In practical applications, the picture gets muddier. While ideally we would only touch the test data once, to assess the very best model or to compare a small number of models with each other, real-world test data is seldom discarded after just one use. We can seldom afford a new test set for each round of experiments. In fact, recycling benchmark data for decades can have a significant impact on the development of algorithms, e.g., for image classification and optical character recognition.

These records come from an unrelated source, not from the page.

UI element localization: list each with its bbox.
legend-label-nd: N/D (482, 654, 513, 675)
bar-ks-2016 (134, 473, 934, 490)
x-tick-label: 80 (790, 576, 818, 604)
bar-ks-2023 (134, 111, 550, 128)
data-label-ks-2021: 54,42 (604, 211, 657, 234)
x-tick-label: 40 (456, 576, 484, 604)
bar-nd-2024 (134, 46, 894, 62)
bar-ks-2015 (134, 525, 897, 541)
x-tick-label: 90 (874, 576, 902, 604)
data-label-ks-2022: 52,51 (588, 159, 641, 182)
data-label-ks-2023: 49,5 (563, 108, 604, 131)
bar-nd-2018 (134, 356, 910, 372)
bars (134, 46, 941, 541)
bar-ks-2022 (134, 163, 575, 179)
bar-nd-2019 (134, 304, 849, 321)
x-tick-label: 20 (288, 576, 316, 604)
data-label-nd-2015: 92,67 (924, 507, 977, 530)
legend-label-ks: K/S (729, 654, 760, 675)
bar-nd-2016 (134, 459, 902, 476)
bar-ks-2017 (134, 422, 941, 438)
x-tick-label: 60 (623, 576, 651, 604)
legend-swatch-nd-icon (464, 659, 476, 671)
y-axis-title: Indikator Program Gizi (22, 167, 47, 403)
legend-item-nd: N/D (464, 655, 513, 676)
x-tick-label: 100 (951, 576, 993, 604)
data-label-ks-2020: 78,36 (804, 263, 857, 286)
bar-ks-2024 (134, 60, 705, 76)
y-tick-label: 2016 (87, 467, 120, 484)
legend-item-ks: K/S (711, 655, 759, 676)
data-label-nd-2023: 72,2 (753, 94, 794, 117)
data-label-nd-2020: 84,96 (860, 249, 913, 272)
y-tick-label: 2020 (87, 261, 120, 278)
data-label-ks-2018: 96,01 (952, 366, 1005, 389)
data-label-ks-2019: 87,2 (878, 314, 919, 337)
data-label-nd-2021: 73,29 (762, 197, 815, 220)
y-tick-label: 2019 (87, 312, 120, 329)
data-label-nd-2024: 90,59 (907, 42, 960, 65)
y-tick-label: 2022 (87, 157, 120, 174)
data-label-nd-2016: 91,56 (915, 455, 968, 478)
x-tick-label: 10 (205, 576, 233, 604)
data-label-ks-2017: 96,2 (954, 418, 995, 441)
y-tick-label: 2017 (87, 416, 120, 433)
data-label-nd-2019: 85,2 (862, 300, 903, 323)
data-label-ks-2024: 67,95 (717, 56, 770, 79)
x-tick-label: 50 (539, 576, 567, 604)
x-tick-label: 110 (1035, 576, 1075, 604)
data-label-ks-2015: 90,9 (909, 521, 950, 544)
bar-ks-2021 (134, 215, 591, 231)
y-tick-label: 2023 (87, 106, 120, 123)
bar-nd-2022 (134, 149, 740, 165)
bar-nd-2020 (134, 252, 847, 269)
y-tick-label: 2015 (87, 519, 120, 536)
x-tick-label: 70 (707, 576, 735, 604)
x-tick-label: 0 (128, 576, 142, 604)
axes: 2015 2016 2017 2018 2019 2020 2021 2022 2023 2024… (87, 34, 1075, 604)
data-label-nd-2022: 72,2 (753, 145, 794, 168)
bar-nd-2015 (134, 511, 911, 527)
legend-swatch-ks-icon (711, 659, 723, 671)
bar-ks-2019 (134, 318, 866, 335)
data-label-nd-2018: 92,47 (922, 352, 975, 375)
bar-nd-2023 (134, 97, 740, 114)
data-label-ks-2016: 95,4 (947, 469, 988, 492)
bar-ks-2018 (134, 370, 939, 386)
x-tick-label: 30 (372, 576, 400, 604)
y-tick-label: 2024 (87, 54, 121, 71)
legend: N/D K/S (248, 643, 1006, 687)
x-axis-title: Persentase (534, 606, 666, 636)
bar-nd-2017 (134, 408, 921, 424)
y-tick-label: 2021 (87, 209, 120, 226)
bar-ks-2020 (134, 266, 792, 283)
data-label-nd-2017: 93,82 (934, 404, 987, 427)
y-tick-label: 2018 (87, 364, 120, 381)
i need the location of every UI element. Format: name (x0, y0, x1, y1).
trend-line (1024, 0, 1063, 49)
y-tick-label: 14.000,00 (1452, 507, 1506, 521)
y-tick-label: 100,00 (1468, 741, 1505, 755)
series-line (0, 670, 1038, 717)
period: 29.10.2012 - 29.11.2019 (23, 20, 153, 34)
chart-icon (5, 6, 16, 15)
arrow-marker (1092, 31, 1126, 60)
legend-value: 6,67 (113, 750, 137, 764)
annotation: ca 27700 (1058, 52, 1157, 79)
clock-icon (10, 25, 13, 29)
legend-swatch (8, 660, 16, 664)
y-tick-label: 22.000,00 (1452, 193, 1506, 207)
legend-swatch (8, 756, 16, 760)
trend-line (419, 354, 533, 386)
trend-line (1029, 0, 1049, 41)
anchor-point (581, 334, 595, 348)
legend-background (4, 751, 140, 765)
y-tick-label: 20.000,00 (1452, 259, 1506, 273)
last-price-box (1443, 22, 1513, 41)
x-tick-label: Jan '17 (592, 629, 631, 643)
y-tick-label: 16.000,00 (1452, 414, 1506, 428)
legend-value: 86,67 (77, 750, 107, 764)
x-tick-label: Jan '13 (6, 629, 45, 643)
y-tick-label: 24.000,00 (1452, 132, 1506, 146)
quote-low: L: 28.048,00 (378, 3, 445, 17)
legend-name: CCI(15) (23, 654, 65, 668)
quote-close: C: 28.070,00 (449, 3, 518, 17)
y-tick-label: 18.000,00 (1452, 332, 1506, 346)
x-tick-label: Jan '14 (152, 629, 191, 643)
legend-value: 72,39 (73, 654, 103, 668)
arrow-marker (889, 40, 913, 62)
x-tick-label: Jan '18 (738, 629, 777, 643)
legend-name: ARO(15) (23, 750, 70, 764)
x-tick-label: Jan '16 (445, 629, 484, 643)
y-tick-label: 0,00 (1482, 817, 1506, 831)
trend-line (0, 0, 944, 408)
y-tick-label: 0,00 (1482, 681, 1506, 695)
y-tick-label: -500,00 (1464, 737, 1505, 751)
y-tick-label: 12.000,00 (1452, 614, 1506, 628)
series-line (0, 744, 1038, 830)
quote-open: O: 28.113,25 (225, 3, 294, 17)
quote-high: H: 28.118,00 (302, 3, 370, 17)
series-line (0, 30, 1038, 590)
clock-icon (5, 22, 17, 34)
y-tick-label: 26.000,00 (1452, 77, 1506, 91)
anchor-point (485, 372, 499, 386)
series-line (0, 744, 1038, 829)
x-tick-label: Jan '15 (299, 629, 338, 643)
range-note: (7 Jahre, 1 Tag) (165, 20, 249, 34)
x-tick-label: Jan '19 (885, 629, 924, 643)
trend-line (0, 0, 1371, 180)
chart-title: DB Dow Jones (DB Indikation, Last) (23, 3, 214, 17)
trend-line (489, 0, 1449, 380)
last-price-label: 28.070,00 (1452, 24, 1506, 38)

The common practice for addressing the problem of training on the test set is to split our data three ways, incorporating a validation set in addition to the training and test datasets. The result is a murky business where the boundaries between validation and test data are worryingly ambiguous. Unless explicitly stated otherwise, in the experiments in this book we are really working with what should rightly be called training data and validation data, with no true test sets. Therefore, the accuracy reported in each experiment of the book is really the validation accuracy and not a true test set accuracy.

3.6.3.1. Cross-Validation

When training data is scarce, we might not even be able to afford to hold out enough data to constitute a proper validation set. One popular solution to this problem is to employ \(K\)-fold cross-validation. Here, the original training data is split into \(K\) non-overlapping subsets. Then model training and validation are executed \(K\) times, each time training on \(K-1\) subsets and validating on a different subset (the one not used for training in that round). Finally, the training and validation errors are estimated by averaging over the results from the \(K\) experiments.

3.6.4. Summary

This section explored some of the underpinnings of generalization in machine learning. Some of these ideas become complicated and counterintuitive when we get to deeper models; here, models are capable of overfitting data badly, and the relevant notions of complexity can be both implicit and counterintuitive (e.g., larger architectures with more parameters generalizing better). We leave you with a few rules of thumb:

  1. Use validation sets (or \(K\)-fold cross-validation) for model selection;

  2. More complex models often require more data;

  3. Relevant notions of complexity include both the number of parameters and the range of values that they are allowed to take;

  4. Keeping all else equal, more data almost always leads to better generalization;

  5. This entire talk of generalization is all predicated on the IID assumption. If we relax this assumption, allowing for distributions to shift between the train and testing periods, then we cannot say anything about generalization absent a further (perhaps milder) assumption.

3.6.5. Exercises

  1. When can you solve the problem of polynomial regression exactly?

  2. Give at least five examples where dependent random variables make treating the problem as IID data inadvisable.

  3. Can you ever expect to see zero training error? Under which circumstances would you see zero generalization error?

  4. Why is \(K\)-fold cross-validation very expensive to compute?

  5. Why is the \(K\)-fold cross-validation error estimate biased?

  6. The VC dimension is defined as the maximum number of points that can be classified with arbitrary labels \(\{\pm 1\}\) by a function of a class of functions. Why might this not be a good idea for measuring how complex the class of functions is? Hint: consider the magnitude of the functions.

  7. Your manager gives you a difficult dataset on which your current algorithm does not perform so well. How would you justify to him that you need more data? Hint: you cannot increase the data but you can decrease it.